Uma regra chinesa em vigor desde 15 de julho barra chatbots que simulam romances e obriga apps a detectar sinais de sofrimento emocional dos usuários. Entenda o que muda e por que o tema importa mesmo longe da China.

Equipe Agility2 min de leitura
Mulher observando o celular à beira da água, em clima introspectivo

A China passou a aplicar, desde 15 de julho, uma regulamentação que proíbe os chamados "namorados" e "namoradas" virtuais de inteligência artificial — chatbots (programas que conversam imitando uma pessoa) criados para simular relacionamentos amorosos. A justificativa do governo é conter o vício e a dependência emocional que muita gente vinha desenvolvendo com esses avatares.

O que a nova regra proíbe

A norma mira sistemas capazes de imitar traços de personalidade humanos, voz e mensagens de teor afetivo. Na prática, os chatbots ficam impedidos de estimular vínculos emocionais intensos ou de encenar romances e dinâmicas de família. Além disso, as empresas passam a ter uma obrigação nova: criar mecanismos que identifiquem sinais de sofrimento emocional do usuário e ofereçam algum tipo de intervenção em situações de risco.

  • Proibição de simular relacionamentos amorosos ou papéis de família.
  • Bloqueio de recursos que incentivem a dependência emocional do usuário.
  • Obrigação de detectar sinais de sofrimento e agir em casos de risco.
  • Exceção para assistentes de uso prático, como suporte a trabalho, estudo e atendimento ao cliente.

Por que a China decidiu agir

O pano de fundo é o crescimento acelerado dos aplicativos de companhia por IA, que oferecem conversas afetuosas 24 horas por dia. Para o governo chinês, esse tipo de relação artificial pode reforçar o isolamento e criar uma dependência difícil de romper. A decisão gerou forte comoção nas redes sociais do país: muitos usuários publicaram suas últimas conversas e se despediram dos avatares, como quem encerra um relacionamento de verdade.

As gigantes de tecnologia já se anteciparam

Empresas como ByteDance (dona do TikTok), Tencent e Alibaba não esperaram a fiscalização apertar e já suspenderam as funções de companhia amorosa em seus aplicativos. O movimento mostra como uma mudança regulatória consegue redesenhar produtos inteiros em questão de dias — e serve de aviso para o setor de IA no mundo todo.

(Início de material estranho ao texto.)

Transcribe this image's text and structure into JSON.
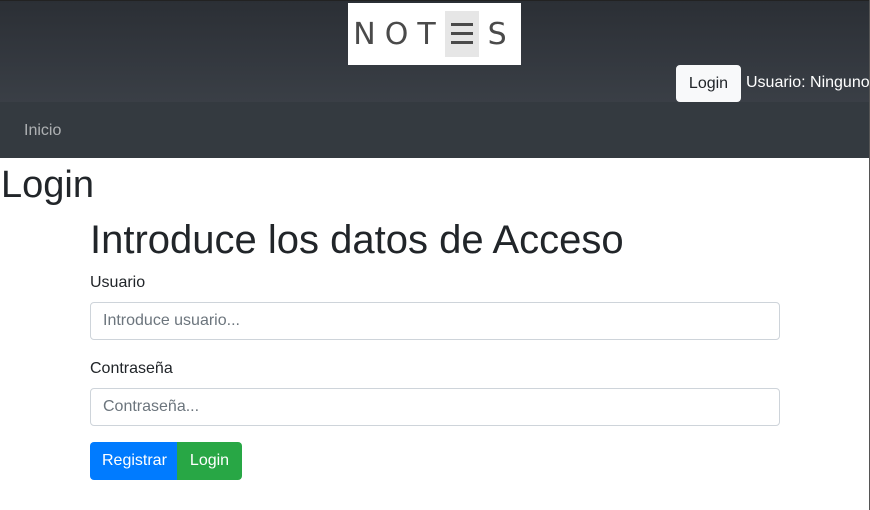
{
  "header": {
    "logo_text": "NOT",
    "logo_text_end": "S",
    "login_button": "Login",
    "user_label": "Usuario: Ninguno"
  },
  "nav": {
    "items": [
      {
        "label": "Inicio"
      }
    ]
  },
  "page": {
    "title": "Login"
  },
  "form": {
    "heading": "Introduce los datos de Acceso",
    "username_label": "Usuario",
    "username_placeholder": "Introduce usuario...",
    "password_label": "Contraseña",
    "password_placeholder": "Contraseña...",
    "register_button": "Registrar",
    "login_button": "Login"
  },
  "colors": {
    "header_bg": "#343a40",
    "primary": "#007bff",
    "success": "#28a745"
  }
}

O que isso tem a ver com você

Mesmo longe da China, o caso levanta uma pergunta que já bate à nossa porta: até que ponto é saudável se apegar a uma IA que responde sempre do jeito que a gente quer ouvir? Assistentes e chatbots afetivos estão ficando cada vez mais convincentes, e o episódio chinês antecipa um debate que vai chegar a outros países — sobre onde traçar a linha entre uma ferramenta útil e um vínculo que faz mal. Para quem usa ou desenvolve esse tipo de tecnologia, fica a lição: recurso que mexe com emoção precisa vir acompanhado de responsabilidade.

Fontes: reportagens do Canaltech (canaltech.com.br) e da imprensa internacional sobre a nova regulamentação chinesa de inteligência artificial, que entrou em vigor em 15 de julho de 2026.